Die isländische Fluggesellschaft Icelandair hat dazu gleich eine pfiffige Werbestrategie entwickelt, denn sie zieht mit dem Slogan „heiße Reisen zu dem aktiven Vulkan“ Abenteuertouristen aus der ganzen Welt auf die nordatlantische Insel. Hier gibt es dann gleich die passenden Fremdenführer, die die Touristen zu Fuß, im Schneescooter oder auch mit dem Hubschrauber zu den Lavaströmen bringen. Warnungen vor eisigem Wetter und giftigen Dämpfen halten die Abenteuerlustigen nicht davon ab, sich dieses Naturschauspiel anzusehen. Der Abendhimmel ist rot gefärbt und die Lava schleudert sechs Kilometer hoch in den Himmel. Die Wirtschaft rund um den Vulkan, der zwischen den Gletschern Eyjafjalla und Myrdal ausgebrochen ist, profitiert und freut sich über klingelnde Kassen. Der Betreiber von einem örtlichen Reisebüro reibt sich die Hände „Wir bringen dreimal am Tag Gruppen mit 20 bis 40 Touristen zum Vulkan. Eine Stunde hin, eine Stunde staunen, eine Stunde zurück - macht 345 Euro pro Person“, sagte er stolz.
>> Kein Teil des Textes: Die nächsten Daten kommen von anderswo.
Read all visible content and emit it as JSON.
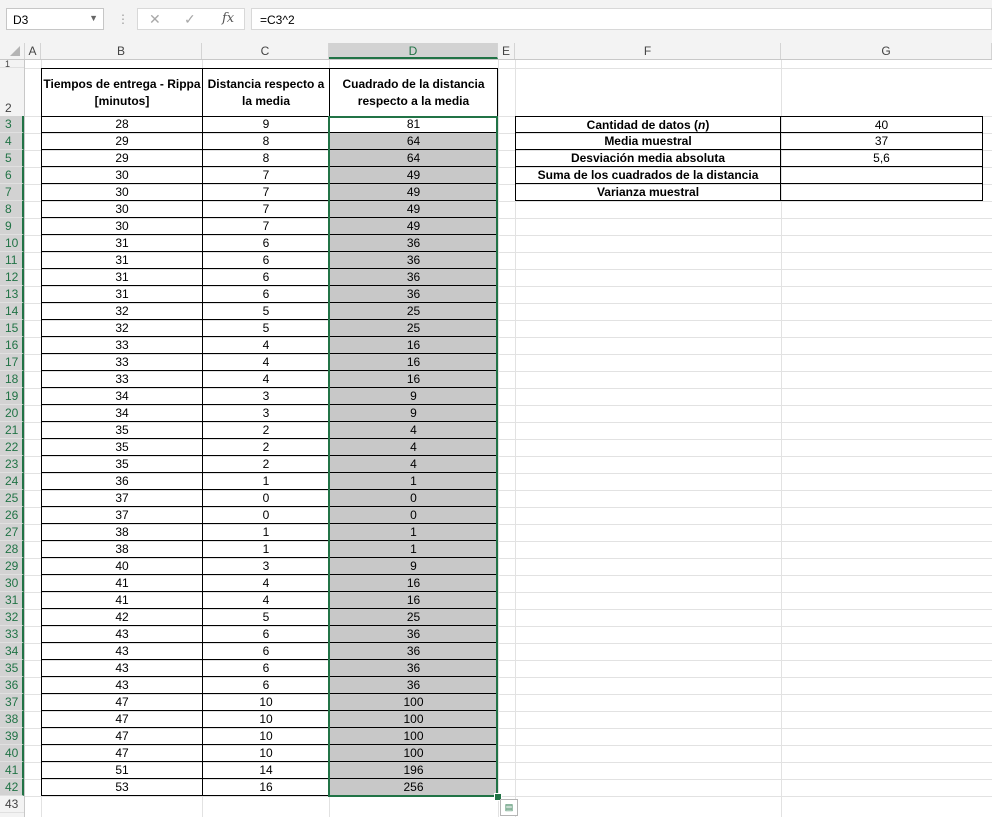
{
  "name_box": "D3",
  "formula": "=C3^2",
  "columns": [
    "A",
    "B",
    "C",
    "D",
    "E",
    "F",
    "G"
  ],
  "active_column": "D",
  "row_numbers": [
    "1",
    "2",
    "3",
    "4",
    "5",
    "6",
    "7",
    "8",
    "9",
    "10",
    "11",
    "12",
    "13",
    "14",
    "15",
    "16",
    "17",
    "18",
    "19",
    "20",
    "21",
    "22",
    "23",
    "24",
    "25",
    "26",
    "27",
    "28",
    "29",
    "30",
    "31",
    "32",
    "33",
    "34",
    "35",
    "36",
    "37",
    "38",
    "39",
    "40",
    "41",
    "42",
    "43"
  ],
  "table_headers": [
    "Tiempos de entrega - Rippa [minutos]",
    "Distancia respecto a la media",
    "Cuadrado de la distancia respecto a la media"
  ],
  "table_rows": [
    [
      "28",
      "9",
      "81"
    ],
    [
      "29",
      "8",
      "64"
    ],
    [
      "29",
      "8",
      "64"
    ],
    [
      "30",
      "7",
      "49"
    ],
    [
      "30",
      "7",
      "49"
    ],
    [
      "30",
      "7",
      "49"
    ],
    [
      "30",
      "7",
      "49"
    ],
    [
      "31",
      "6",
      "36"
    ],
    [
      "31",
      "6",
      "36"
    ],
    [
      "31",
      "6",
      "36"
    ],
    [
      "31",
      "6",
      "36"
    ],
    [
      "32",
      "5",
      "25"
    ],
    [
      "32",
      "5",
      "25"
    ],
    [
      "33",
      "4",
      "16"
    ],
    [
      "33",
      "4",
      "16"
    ],
    [
      "33",
      "4",
      "16"
    ],
    [
      "34",
      "3",
      "9"
    ],
    [
      "34",
      "3",
      "9"
    ],
    [
      "35",
      "2",
      "4"
    ],
    [
      "35",
      "2",
      "4"
    ],
    [
      "35",
      "2",
      "4"
    ],
    [
      "36",
      "1",
      "1"
    ],
    [
      "37",
      "0",
      "0"
    ],
    [
      "37",
      "0",
      "0"
    ],
    [
      "38",
      "1",
      "1"
    ],
    [
      "38",
      "1",
      "1"
    ],
    [
      "40",
      "3",
      "9"
    ],
    [
      "41",
      "4",
      "16"
    ],
    [
      "41",
      "4",
      "16"
    ],
    [
      "42",
      "5",
      "25"
    ],
    [
      "43",
      "6",
      "36"
    ],
    [
      "43",
      "6",
      "36"
    ],
    [
      "43",
      "6",
      "36"
    ],
    [
      "43",
      "6",
      "36"
    ],
    [
      "47",
      "10",
      "100"
    ],
    [
      "47",
      "10",
      "100"
    ],
    [
      "47",
      "10",
      "100"
    ],
    [
      "47",
      "10",
      "100"
    ],
    [
      "51",
      "14",
      "196"
    ],
    [
      "53",
      "16",
      "256"
    ]
  ],
  "summary": [
    {
      "label": "Cantidad de datos (n)",
      "value": "40"
    },
    {
      "label": "Media muestral",
      "value": "37"
    },
    {
      "label": "Desviación media absoluta",
      "value": "5,6"
    },
    {
      "label": "Suma de los cuadrados de la distancia",
      "value": ""
    },
    {
      "label": "Varianza muestral",
      "value": ""
    }
  ],
  "colors": {
    "accent": "#217346",
    "fill": "#c8c8c8"
  },
  "icons": [
    "cancel-icon",
    "enter-icon",
    "function-icon",
    "quick-analysis-icon"
  ]
}
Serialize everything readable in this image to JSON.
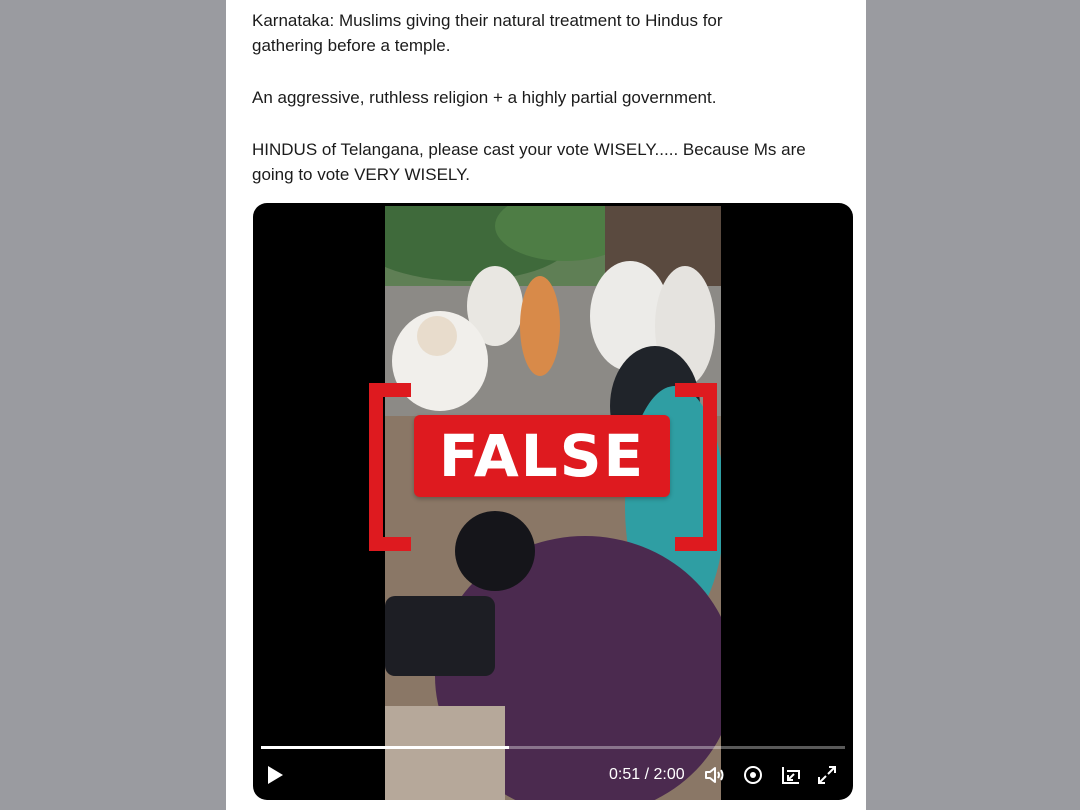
{
  "tweet": {
    "paragraphs": [
      "Karnataka:  Muslims giving their natural treatment to Hindus for\ngathering before a temple.",
      "An aggressive, ruthless religion + a highly partial government.",
      "HINDUS of Telangana, please cast your vote WISELY..... Because Ms are\ngoing to vote VERY WISELY."
    ]
  },
  "overlay": {
    "stamp_label": "FALSE",
    "stamp_color": "#de1a1f"
  },
  "video": {
    "current_time": "0:51",
    "duration": "2:00",
    "time_display": "0:51 / 2:00",
    "progress_fraction": 0.425,
    "icons": [
      "play-icon",
      "volume-icon",
      "settings-icon",
      "picture-in-picture-icon",
      "fullscreen-icon"
    ]
  }
}
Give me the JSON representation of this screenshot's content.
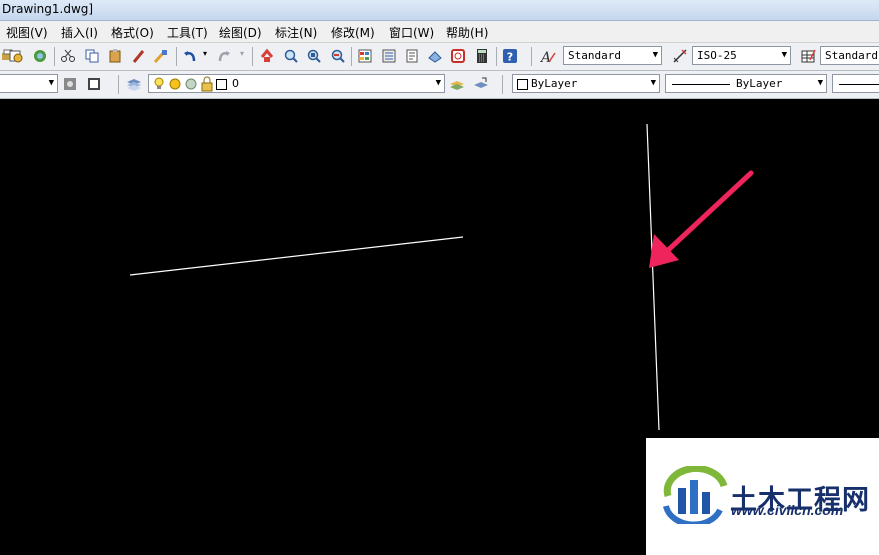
{
  "window": {
    "title": "Drawing1.dwg]"
  },
  "menu": [
    "视图(V)",
    "插入(I)",
    "格式(O)",
    "工具(T)",
    "绘图(D)",
    "标注(N)",
    "修改(M)",
    "窗口(W)",
    "帮助(H)"
  ],
  "toolbar": {
    "text_style": "Standard",
    "dim_style": "ISO-25",
    "table_style": "Standard",
    "layer_value": "0",
    "color_value": "ByLayer",
    "linetype_value": "ByLayer"
  },
  "watermark": {
    "name": "土木工程网",
    "url": "www.civilcn.com"
  },
  "colors": {
    "arrow": "#f0245c",
    "canvas": "#000000",
    "line": "#ffffff"
  }
}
Die meisten Besucher sind dabei völlig unvorbereitet, denn am Berg sind es minus 20 Grad Celsius, sodass auch die Bekleidungsindustrie auf Island gute Geschäfte verzeichnen kann. Damit wäre die Naturkatastrophe, bei bisher zum Glück niemand verletz wurde und auch die Sachschäden gering ausgefallen sind, für Island vielleicht der Rettungsanker aus der Krise.